I am literally the one person on the internet who loves the ending. I literally stated this exact occurrence a few weeks ago as my ideal end. I’m laughing so hard as the internet rages.
I also like the LOST ending.
I am actually Satan.
Disappointed. (Long rant about QAF.)
So last night I finished watching all 5 season of Queer As Folk on Netflix. (The American version.) I loved it, expect for the very last episode. I mean, so much happened leading up to Brian finally telling Justin he loves him and wants to marry him, then they cancel the wedding, Justin leaves,…
I actually spent 8 years avoiding the last episode because I knew it ended with them not together. And then a few months ago I rewatched the full series, fell so deeply in love with it again, and watched through to the bitter end. And you know what, it wasn’t that bad for me.
I had my disappointments, yes. So much build up only for them to be apart. But are they really? For the first time in the show I feel like Brian has come to exact terms with he and Justin. There were many, many times it seemed like it, but then commitment was put in his face and he would run from it. Not this time. This time he made the commitment to Justin with the ‘It’s only time’ remark, which is beautiful.

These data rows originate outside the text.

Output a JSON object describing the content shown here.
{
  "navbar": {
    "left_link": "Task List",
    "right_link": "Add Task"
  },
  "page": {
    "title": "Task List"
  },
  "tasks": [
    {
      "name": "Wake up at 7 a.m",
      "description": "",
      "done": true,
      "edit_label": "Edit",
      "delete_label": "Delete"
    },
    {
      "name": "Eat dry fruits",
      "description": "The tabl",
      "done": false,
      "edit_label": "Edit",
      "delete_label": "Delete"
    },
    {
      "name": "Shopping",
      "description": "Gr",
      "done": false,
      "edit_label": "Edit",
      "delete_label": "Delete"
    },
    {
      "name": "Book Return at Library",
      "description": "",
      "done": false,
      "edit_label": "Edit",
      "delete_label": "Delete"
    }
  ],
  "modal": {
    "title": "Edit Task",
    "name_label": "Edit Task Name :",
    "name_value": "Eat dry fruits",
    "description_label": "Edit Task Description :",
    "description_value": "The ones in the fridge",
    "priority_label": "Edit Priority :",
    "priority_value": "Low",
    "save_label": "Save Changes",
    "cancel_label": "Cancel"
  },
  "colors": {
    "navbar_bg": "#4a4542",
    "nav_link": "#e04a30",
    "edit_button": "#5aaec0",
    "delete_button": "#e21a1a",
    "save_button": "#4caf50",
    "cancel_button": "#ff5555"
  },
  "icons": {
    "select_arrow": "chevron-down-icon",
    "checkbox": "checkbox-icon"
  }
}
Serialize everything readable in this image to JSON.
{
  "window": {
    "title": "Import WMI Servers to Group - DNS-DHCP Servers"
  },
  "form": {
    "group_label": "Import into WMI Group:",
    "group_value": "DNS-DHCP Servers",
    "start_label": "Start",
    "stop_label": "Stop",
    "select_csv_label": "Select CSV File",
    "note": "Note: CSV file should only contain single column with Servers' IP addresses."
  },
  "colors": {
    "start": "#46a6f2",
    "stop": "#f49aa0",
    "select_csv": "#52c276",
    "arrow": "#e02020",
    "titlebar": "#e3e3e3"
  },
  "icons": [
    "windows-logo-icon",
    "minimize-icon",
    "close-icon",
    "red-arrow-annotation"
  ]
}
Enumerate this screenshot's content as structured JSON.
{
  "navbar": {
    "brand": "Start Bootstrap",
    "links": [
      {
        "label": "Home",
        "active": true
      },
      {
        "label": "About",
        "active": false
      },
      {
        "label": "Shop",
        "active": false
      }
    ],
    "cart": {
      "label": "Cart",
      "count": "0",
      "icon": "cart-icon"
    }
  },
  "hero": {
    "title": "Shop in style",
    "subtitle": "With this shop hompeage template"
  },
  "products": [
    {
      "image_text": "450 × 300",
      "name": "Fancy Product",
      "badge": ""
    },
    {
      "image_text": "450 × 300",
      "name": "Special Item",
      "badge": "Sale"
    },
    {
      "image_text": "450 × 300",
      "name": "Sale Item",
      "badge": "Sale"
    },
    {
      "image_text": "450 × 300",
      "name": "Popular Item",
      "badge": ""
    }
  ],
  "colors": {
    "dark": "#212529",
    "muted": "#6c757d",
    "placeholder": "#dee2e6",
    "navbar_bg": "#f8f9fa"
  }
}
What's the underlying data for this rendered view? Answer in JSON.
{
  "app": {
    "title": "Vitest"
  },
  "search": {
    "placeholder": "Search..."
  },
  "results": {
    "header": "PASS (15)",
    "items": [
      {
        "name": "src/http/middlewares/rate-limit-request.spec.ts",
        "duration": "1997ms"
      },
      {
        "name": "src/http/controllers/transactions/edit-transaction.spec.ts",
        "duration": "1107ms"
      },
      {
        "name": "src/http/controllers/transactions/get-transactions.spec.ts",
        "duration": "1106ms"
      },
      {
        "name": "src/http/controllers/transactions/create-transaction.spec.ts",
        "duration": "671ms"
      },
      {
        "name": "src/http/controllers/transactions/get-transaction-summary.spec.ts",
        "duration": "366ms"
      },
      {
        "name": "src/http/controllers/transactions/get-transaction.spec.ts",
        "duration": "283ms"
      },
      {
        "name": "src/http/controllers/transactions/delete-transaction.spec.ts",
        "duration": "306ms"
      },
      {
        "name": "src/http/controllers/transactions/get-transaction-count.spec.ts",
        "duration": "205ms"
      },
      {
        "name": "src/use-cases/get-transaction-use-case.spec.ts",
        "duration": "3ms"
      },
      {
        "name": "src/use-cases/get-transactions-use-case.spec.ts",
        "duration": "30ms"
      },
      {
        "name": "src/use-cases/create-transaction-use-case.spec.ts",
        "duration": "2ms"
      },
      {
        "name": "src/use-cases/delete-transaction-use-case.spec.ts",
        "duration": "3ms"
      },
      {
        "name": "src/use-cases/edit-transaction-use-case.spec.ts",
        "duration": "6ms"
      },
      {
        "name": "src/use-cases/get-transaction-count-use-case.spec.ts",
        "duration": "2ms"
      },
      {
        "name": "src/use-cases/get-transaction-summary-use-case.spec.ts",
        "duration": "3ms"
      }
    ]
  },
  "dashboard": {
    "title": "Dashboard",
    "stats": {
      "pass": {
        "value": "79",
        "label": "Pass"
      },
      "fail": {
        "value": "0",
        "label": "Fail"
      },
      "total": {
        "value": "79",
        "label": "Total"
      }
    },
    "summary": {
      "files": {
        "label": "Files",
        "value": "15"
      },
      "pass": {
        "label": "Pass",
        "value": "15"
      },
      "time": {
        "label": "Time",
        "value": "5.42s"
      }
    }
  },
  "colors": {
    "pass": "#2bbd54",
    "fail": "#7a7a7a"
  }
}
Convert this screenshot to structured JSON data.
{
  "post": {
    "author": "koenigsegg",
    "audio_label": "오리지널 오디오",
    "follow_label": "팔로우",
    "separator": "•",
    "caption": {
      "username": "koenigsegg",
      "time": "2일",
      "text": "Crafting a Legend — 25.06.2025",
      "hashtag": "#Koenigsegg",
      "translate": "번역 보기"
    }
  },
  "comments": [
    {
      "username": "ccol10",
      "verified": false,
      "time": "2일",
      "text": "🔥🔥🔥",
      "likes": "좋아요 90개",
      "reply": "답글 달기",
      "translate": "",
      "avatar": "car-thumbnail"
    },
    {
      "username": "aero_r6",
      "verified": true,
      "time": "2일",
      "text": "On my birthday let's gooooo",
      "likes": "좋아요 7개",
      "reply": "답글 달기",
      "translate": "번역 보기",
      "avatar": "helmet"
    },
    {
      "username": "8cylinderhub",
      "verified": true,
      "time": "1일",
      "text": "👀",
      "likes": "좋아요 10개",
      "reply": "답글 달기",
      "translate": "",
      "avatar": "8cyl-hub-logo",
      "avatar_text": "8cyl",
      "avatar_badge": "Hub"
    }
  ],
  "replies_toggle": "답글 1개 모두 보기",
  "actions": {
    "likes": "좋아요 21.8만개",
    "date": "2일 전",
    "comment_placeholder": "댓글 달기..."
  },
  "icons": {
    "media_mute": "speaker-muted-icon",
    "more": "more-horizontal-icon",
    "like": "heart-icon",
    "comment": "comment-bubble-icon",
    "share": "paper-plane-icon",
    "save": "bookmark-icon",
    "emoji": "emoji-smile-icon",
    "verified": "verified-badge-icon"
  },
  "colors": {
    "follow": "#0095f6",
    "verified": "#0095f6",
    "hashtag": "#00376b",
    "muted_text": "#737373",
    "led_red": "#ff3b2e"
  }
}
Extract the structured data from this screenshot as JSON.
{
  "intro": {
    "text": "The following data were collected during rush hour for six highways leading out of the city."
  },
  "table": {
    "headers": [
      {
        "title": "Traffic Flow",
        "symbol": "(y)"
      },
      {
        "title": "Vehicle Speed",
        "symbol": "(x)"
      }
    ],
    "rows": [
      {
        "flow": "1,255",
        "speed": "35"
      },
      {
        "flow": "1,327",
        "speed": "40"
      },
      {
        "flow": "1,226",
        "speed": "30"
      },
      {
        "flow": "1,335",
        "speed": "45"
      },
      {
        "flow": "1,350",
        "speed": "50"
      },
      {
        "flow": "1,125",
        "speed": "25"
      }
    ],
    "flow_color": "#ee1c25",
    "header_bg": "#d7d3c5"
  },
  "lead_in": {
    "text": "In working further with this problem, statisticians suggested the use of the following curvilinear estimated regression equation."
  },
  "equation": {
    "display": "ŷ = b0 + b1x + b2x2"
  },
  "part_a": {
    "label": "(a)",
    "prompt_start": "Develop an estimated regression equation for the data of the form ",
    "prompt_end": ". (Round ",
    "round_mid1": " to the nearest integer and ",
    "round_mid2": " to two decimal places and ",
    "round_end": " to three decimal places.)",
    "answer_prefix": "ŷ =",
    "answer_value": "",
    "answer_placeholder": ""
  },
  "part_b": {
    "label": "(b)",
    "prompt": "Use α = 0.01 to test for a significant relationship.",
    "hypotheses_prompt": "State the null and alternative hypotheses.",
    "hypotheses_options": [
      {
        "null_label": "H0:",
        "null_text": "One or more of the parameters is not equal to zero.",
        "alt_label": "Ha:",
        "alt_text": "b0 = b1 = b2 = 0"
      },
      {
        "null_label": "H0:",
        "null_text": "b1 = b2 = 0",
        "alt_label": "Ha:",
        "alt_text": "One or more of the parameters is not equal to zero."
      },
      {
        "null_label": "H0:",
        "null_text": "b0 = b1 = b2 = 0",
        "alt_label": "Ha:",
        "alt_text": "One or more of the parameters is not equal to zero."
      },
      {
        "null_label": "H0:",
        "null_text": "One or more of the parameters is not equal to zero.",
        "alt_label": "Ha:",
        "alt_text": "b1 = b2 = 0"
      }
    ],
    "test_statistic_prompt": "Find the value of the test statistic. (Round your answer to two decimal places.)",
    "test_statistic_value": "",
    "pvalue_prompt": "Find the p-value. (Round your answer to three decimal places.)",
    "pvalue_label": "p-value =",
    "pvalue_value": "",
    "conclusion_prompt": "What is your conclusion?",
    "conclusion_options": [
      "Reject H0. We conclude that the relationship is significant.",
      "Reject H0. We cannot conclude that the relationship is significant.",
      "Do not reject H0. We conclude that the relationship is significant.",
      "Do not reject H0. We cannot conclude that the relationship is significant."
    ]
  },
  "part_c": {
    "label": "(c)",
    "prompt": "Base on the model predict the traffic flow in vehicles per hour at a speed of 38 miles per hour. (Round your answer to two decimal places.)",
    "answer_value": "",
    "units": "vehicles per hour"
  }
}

My problems with the end of the show come more in strangely out of character moments, interesting when you hear rumours that Gale and Randy on set weren’t happy with the direction their characters were taking and that was part of the reason the show ended at 5 seasons, though the truth of that we might never know. Justin, wonderful Justin, dropping everyone he loves to run to New York with no plan, no money, and barely a place to stay never quite jivved with me. It seemed to much like season one Brian. There’s a bunch of other little things, mostly sprinkled in the last twenty minutes, around various characters, that boggle my mind.
I read a quote that in an interview Randy Harrison said that perhaps the last 20 minutes, the time after Ted blew out the candles on his cake, were a fantasy. The way it could have ended if Ted’s wish came true.
I like that theory, because it explains the things that drive me nuts.